Back in February, Virtuals laid out Eastworld Labs as the physical counterpart to its ecosystem of over 18,000 tokenized agents. By early April the full picture came together, and now it's running as the co-founders were direct about what this means in practice: teams don't need to go raise a separate hardware round or sit around waiting on supply chains.

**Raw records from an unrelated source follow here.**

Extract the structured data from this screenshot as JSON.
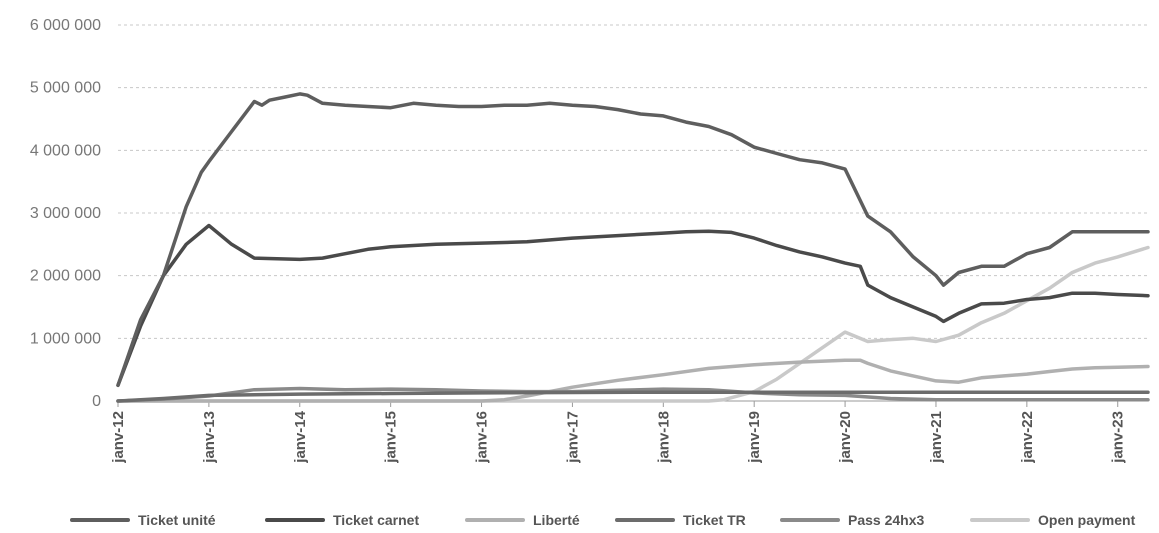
{
  "chart_data": {
    "type": "line",
    "title": "",
    "xlabel": "",
    "ylabel": "",
    "ylim": [
      0,
      6000000
    ],
    "yticks": [
      0,
      1000000,
      2000000,
      3000000,
      4000000,
      5000000,
      6000000
    ],
    "ytick_labels": [
      "0",
      "1 000 000",
      "2 000 000",
      "3 000 000",
      "4 000 000",
      "5 000 000",
      "6 000 000"
    ],
    "xlim": [
      2012.0,
      2023.333
    ],
    "xticks": [
      2012,
      2013,
      2014,
      2015,
      2016,
      2017,
      2018,
      2019,
      2020,
      2021,
      2022,
      2023
    ],
    "xtick_labels": [
      "janv-12",
      "janv-13",
      "janv-14",
      "janv-15",
      "janv-16",
      "janv-17",
      "janv-18",
      "janv-19",
      "janv-20",
      "janv-21",
      "janv-22",
      "janv-23"
    ],
    "grid": true,
    "legend_position": "bottom",
    "series": [
      {
        "name": "Ticket unité",
        "color": "#5e5e5e",
        "x": [
          2012.0,
          2012.25,
          2012.5,
          2012.75,
          2012.917,
          2013.0,
          2013.25,
          2013.5,
          2013.583,
          2013.667,
          2013.833,
          2014.0,
          2014.083,
          2014.25,
          2014.5,
          2014.75,
          2015.0,
          2015.25,
          2015.5,
          2015.75,
          2016.0,
          2016.25,
          2016.5,
          2016.75,
          2017.0,
          2017.25,
          2017.5,
          2017.75,
          2018.0,
          2018.25,
          2018.5,
          2018.75,
          2019.0,
          2019.25,
          2019.5,
          2019.75,
          2020.0,
          2020.25,
          2020.5,
          2020.75,
          2021.0,
          2021.083,
          2021.25,
          2021.5,
          2021.75,
          2022.0,
          2022.25,
          2022.5,
          2022.75,
          2023.0,
          2023.333
        ],
        "values": [
          250000,
          1300000,
          2000000,
          3100000,
          3650000,
          3820000,
          4300000,
          4780000,
          4720000,
          4800000,
          4850000,
          4900000,
          4880000,
          4750000,
          4720000,
          4700000,
          4680000,
          4750000,
          4720000,
          4700000,
          4700000,
          4720000,
          4720000,
          4750000,
          4720000,
          4700000,
          4650000,
          4580000,
          4550000,
          4450000,
          4380000,
          4250000,
          4050000,
          3950000,
          3850000,
          3800000,
          3700000,
          2950000,
          2700000,
          2300000,
          2000000,
          1850000,
          2050000,
          2150000,
          2150000,
          2350000,
          2450000,
          2700000,
          2700000,
          2700000,
          2700000
        ]
      },
      {
        "name": "Ticket carnet",
        "color": "#4a4a4a",
        "x": [
          2012.0,
          2012.25,
          2012.5,
          2012.75,
          2013.0,
          2013.25,
          2013.5,
          2013.75,
          2014.0,
          2014.25,
          2014.5,
          2014.75,
          2015.0,
          2015.5,
          2016.0,
          2016.5,
          2017.0,
          2017.5,
          2018.0,
          2018.25,
          2018.5,
          2018.75,
          2019.0,
          2019.25,
          2019.5,
          2019.75,
          2020.0,
          2020.167,
          2020.25,
          2020.5,
          2020.75,
          2021.0,
          2021.083,
          2021.25,
          2021.5,
          2021.75,
          2022.0,
          2022.25,
          2022.5,
          2022.75,
          2023.0,
          2023.333
        ],
        "values": [
          250000,
          1200000,
          2000000,
          2500000,
          2800000,
          2500000,
          2280000,
          2270000,
          2260000,
          2280000,
          2350000,
          2420000,
          2460000,
          2500000,
          2520000,
          2540000,
          2600000,
          2640000,
          2680000,
          2700000,
          2710000,
          2690000,
          2600000,
          2480000,
          2380000,
          2300000,
          2200000,
          2150000,
          1850000,
          1650000,
          1500000,
          1350000,
          1270000,
          1400000,
          1550000,
          1560000,
          1620000,
          1650000,
          1720000,
          1720000,
          1700000,
          1680000
        ]
      },
      {
        "name": "Liberté",
        "color": "#b0b0b0",
        "x": [
          2012.0,
          2012.5,
          2013.0,
          2013.5,
          2014.0,
          2015.0,
          2016.0,
          2016.25,
          2016.5,
          2016.75,
          2017.0,
          2017.5,
          2018.0,
          2018.5,
          2019.0,
          2019.5,
          2020.0,
          2020.167,
          2020.25,
          2020.5,
          2020.75,
          2021.0,
          2021.25,
          2021.5,
          2021.75,
          2022.0,
          2022.25,
          2022.5,
          2022.75,
          2023.0,
          2023.333
        ],
        "values": [
          0,
          0,
          0,
          0,
          0,
          0,
          0,
          20000,
          80000,
          150000,
          220000,
          330000,
          420000,
          520000,
          580000,
          620000,
          650000,
          650000,
          600000,
          480000,
          400000,
          320000,
          300000,
          370000,
          400000,
          430000,
          470000,
          510000,
          530000,
          540000,
          550000
        ]
      },
      {
        "name": "Ticket TR",
        "color": "#6c6c6c",
        "x": [
          2012.0,
          2012.5,
          2013.0,
          2014.0,
          2015.0,
          2016.0,
          2017.0,
          2018.0,
          2019.0,
          2020.0,
          2021.0,
          2022.0,
          2023.0,
          2023.333
        ],
        "values": [
          0,
          40000,
          90000,
          110000,
          120000,
          130000,
          135000,
          140000,
          140000,
          140000,
          140000,
          140000,
          140000,
          140000
        ]
      },
      {
        "name": "Pass 24hx3",
        "color": "#8a8a8a",
        "x": [
          2012.0,
          2012.5,
          2013.0,
          2013.5,
          2014.0,
          2014.5,
          2015.0,
          2015.5,
          2016.0,
          2016.5,
          2017.0,
          2017.5,
          2018.0,
          2018.5,
          2019.0,
          2019.5,
          2020.0,
          2020.5,
          2021.0,
          2021.5,
          2022.0,
          2022.5,
          2023.0,
          2023.333
        ],
        "values": [
          0,
          30000,
          80000,
          180000,
          200000,
          180000,
          190000,
          180000,
          160000,
          150000,
          150000,
          170000,
          190000,
          180000,
          130000,
          100000,
          90000,
          40000,
          20000,
          20000,
          20000,
          20000,
          20000,
          20000
        ]
      },
      {
        "name": "Open payment",
        "color": "#c9c9c9",
        "x": [
          2012.0,
          2013.0,
          2014.0,
          2015.0,
          2016.0,
          2017.0,
          2018.0,
          2018.5,
          2018.667,
          2019.0,
          2019.25,
          2019.5,
          2019.75,
          2020.0,
          2020.25,
          2020.5,
          2020.75,
          2021.0,
          2021.25,
          2021.5,
          2021.75,
          2022.0,
          2022.25,
          2022.5,
          2022.75,
          2023.0,
          2023.333
        ],
        "values": [
          0,
          0,
          0,
          0,
          0,
          0,
          0,
          0,
          20000,
          150000,
          350000,
          600000,
          850000,
          1100000,
          950000,
          980000,
          1000000,
          950000,
          1050000,
          1250000,
          1400000,
          1600000,
          1800000,
          2050000,
          2200000,
          2300000,
          2450000
        ]
      }
    ]
  }
}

The three pillars of Eastworlds are to build fast, deploy fast, and learn fast. Build fast gives teams the funding, hardware, and talent needed to move from prototype to deployment. Deploy fast handles commercialization through a Robots-as-a-Service model, using teleoperation and hybrid systems to generate value in industries like retail, hospitality, and even entertainment. Learn fast is where their strategy is data compounding by collecting real-world data from every rollout to train more advanced models to eventually be autonomous.
Some examples of what they’re testing are HVAC technicians for system maintenance, hospital support staff, security guards, waste collection, hotel housekeeping, plumbing, and mechanical repairs.
Virtuals Protocol is the foundation by being permissionless and decentralized with $VIRTUAL as the base currency of the agentic economy, and Eastworlds sits under it with the team making its own calls on access, scheduling, and hardware allocation. The robotics launch connects the two layers as any team can create a token on the Virtuals launchpad with no review to signal a project, but on the facility side it's gated, with the Eastworlds team evaluating projects on use case, readiness, and slot availability, and teams need to have a $5 million FDV for seven consecutive days to be considered. Both sides are necessary because the protocol provides the economic layer and the facility provides the physical layer, and one without the other doesn't get you very far.
A humanoid robot 3D-printed an item, which was then collected by a rover robot and delivered without any human intervention in USDC on Base. Ant Group released its Anvita platform designed to empower AI agents to independently hold crypto assets, coordinate tasks, and execute real-time payments using stablecoins and x402.
None of this would be credible without the software foundation Virtuals spent years building. Its Agent Commerce Protocol, integrated with Coinbase's x402 standard on Base, already handles about 47.2% of all Base agentic transactions. Agents can’t access bank accounts so thousands of them are using these rails every day to pay for compute, APIs, and services without any human wallets or KYC friction involved.
The future of Virtuals is exciting because it is creating an agentic economy through a decentralized "society of AI agents" that doesn't just assist humans, but runs autonomously to generate real and measurable value with over 18,000 tokenized agents already deployed and Agentic GDP (aGDP) surpassing $479 million in early 2026. By connecting their agent framework to humanoid robots, it’s turning software-based agents into systems that can work alongside humans in factories and labs.